I Don’t Guess
It will take me, on average, at least an hour to complete each item. The jewelry will be cleaned so that I can accurately grade its color, clarity and cut (read Diamond Cleaning Secrets). Metal, design, and workmanship will be checked. Stones will be identified and gem-tested, if necessary. I don’t take your jewelry apart to weigh your gemstones; instead, I carefully measure each mounted stone with gem instruments and use accepted mathematical formulas to estimate their weight. Under ideal conditions, I can determine the weight of a gem exactly. Other times, I will be close (that is, within accepted tolerances). If you have a GIA, AGS, or other lab certificate, or if you have a store receipt, I will want to see it so please bring it along. I will verify that the stone matches the certificate. In many cases, the certificate is cited in the finished appraisal and can add value to your stone. The certificate or receipt occasionally helps me crosscheck and refine my work, specifically regarding gem weights. GIA or many other lab graders will have had the opportunity to weigh and evaluate your stone loose, but I will be working within the limitations of your mounting and the stone measurements I am able to take. Regardless of whether or not there is a certificate or receipt or earlier appraisal, I do all of my grading and measuring from scratch.
What You Get
Before I arrive at the dollar value I assign your jewelry, we’ll clearly define the intended use of your fine jewelry appraisal. Insurance replacement? Dissolution of marriage? Equitable division? We will clarify the type and definition of value appropriate for your appraisal and the proper market level to research. I may need to find antique earring “comps” or consult The Guide and The Rapaport Diamond Report which are regularly published price guides, comparable to The Kelley Blue Book for cars, with comprehensive price charts reflecting current market conditions, based on carat weight, color, shape, clarity, and proportion grade. Additional market research includes experts in specific jewelry niches, estate or tax law, and other sources. Antique pieces, watches, unusual gems, and other specialty pieces usually require additional research and time.

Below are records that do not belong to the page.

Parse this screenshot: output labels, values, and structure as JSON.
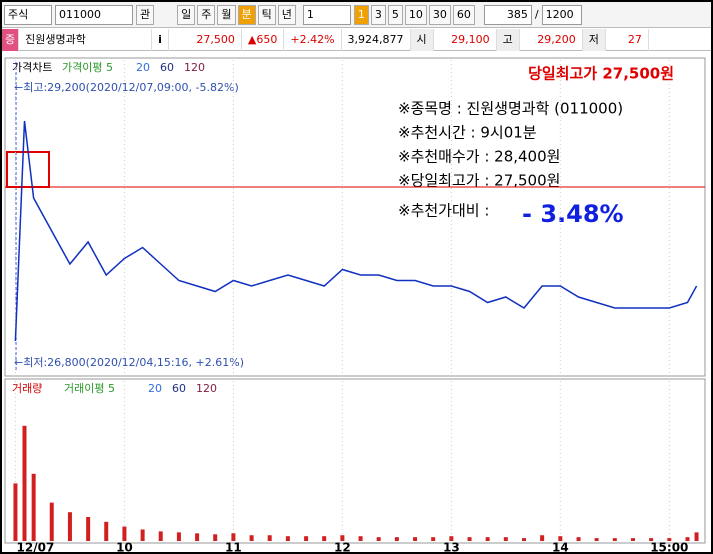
{
  "toolbar": {
    "market": "주식",
    "code": "011000",
    "watch": "관",
    "periods": [
      "일",
      "주",
      "월",
      "분",
      "틱",
      "년"
    ],
    "period_count": "1",
    "minute_options": [
      "1",
      "3",
      "5",
      "10",
      "30",
      "60"
    ],
    "count": "385",
    "separator": "/",
    "total": "1200"
  },
  "quote": {
    "badge": "증",
    "name": "진원생명과학",
    "info": "i",
    "price": "27,500",
    "change": "▲650",
    "rate": "+2.42%",
    "volume": "3,924,877",
    "open_label": "시",
    "open": "29,100",
    "high_label": "고",
    "high": "29,200",
    "low_label": "저",
    "low": "27"
  },
  "price_panel": {
    "title": "가격차트",
    "ma_label": "가격이평 5",
    "ma": [
      "20",
      "60",
      "120"
    ],
    "headline": "당일최고가 27,500원",
    "high_note": "←최고:29,200(2020/12/07,09:00, -5.82%)",
    "low_note": "←최저:26,800(2020/12/04,15:16, +2.61%)",
    "info": [
      "※종목명 : 진원생명과학 (011000)",
      "※추천시간 : 9시01분",
      "※추천매수가 : 28,400원",
      "※당일최고가 : 27,500원",
      "※추천가대비 :"
    ],
    "diff": "- 3.48%"
  },
  "volume_panel": {
    "title": "거래량",
    "ma_label": "거래이평 5",
    "ma": [
      "20",
      "60",
      "120"
    ]
  },
  "chart": {
    "type": "line",
    "color": "#1030c0",
    "volume_color": "#d02020",
    "ref_price": 28400,
    "x": [
      9.0,
      9.083,
      9.167,
      9.333,
      9.5,
      9.667,
      9.833,
      10.0,
      10.167,
      10.333,
      10.5,
      10.667,
      10.833,
      11.0,
      11.167,
      11.333,
      11.5,
      11.667,
      11.833,
      12.0,
      12.167,
      12.333,
      12.5,
      12.667,
      12.833,
      13.0,
      13.167,
      13.333,
      13.5,
      13.667,
      13.833,
      14.0,
      14.167,
      14.333,
      14.5,
      14.667,
      14.833,
      15.0,
      15.167,
      15.25
    ],
    "close": [
      27000,
      29000,
      28300,
      28000,
      27700,
      27900,
      27600,
      27750,
      27850,
      27700,
      27550,
      27500,
      27450,
      27550,
      27500,
      27550,
      27600,
      27550,
      27500,
      27650,
      27600,
      27600,
      27550,
      27550,
      27500,
      27500,
      27450,
      27350,
      27400,
      27300,
      27500,
      27500,
      27400,
      27350,
      27300,
      27300,
      27300,
      27300,
      27350,
      27500
    ],
    "volume": [
      60000,
      120000,
      70000,
      40000,
      30000,
      25000,
      20000,
      15000,
      12000,
      10000,
      9000,
      8000,
      7000,
      8000,
      6000,
      6000,
      5000,
      5000,
      5000,
      6000,
      5000,
      4000,
      4000,
      4000,
      4000,
      5000,
      4000,
      4000,
      4000,
      3000,
      6000,
      5000,
      4000,
      3000,
      3000,
      3000,
      3000,
      3000,
      4000,
      9000
    ],
    "xlim": [
      8.95,
      15.3
    ],
    "ylim": [
      26700,
      29400
    ],
    "vlim": [
      0,
      150000
    ],
    "xticks": [
      {
        "value": 9,
        "label": "12/07"
      },
      10,
      11,
      12,
      13,
      14,
      {
        "value": 15,
        "label": "15:00"
      }
    ]
  }
}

Appraisals can be performed for a number of functions including dispute, estate dissolution, resale, damage evaluation, donation value, and so on. I am increasingly called to provide confirmation of purchase: does this item match the its seller’s description? A different approach may be needed in these cases to satisfy legal requirements. This may take more time and research as well.
Determining what your jewelry is worth is not merely writing a receipt. I determine first, in detail, exactly what your jewelry is. I then evaluate it in relation to the current and appropriate market. Only then can I create an accurate and explicit document describing your jewelry, which is the crux of the work you are paying me to do. An appraisal document signed by an independent (I work for myself and I do not buy or sell jewelry, diamonds, gemstones or gold) Graduate Gemologist is vital in the event of an insurance claim, purchase dispute, etc. In addition to providing appropriate insurance documentation, the appraisal should result in peace of mind for you regarding your purchase – or your sale.
An appraisal substantiates the bottom-line, or dollar-value, that it assigns.
The portfolio I give you includes basic information explaining the scope of work done in the appraisal and what it means. It includes a list of questions you should ask your insurance provider so that you understand how a loss may be covered. My credentials are also included so that both you and your insurance company know that your documents were prepared professionally.
I think you will be very pleased with the appraisals I am going to produce for you.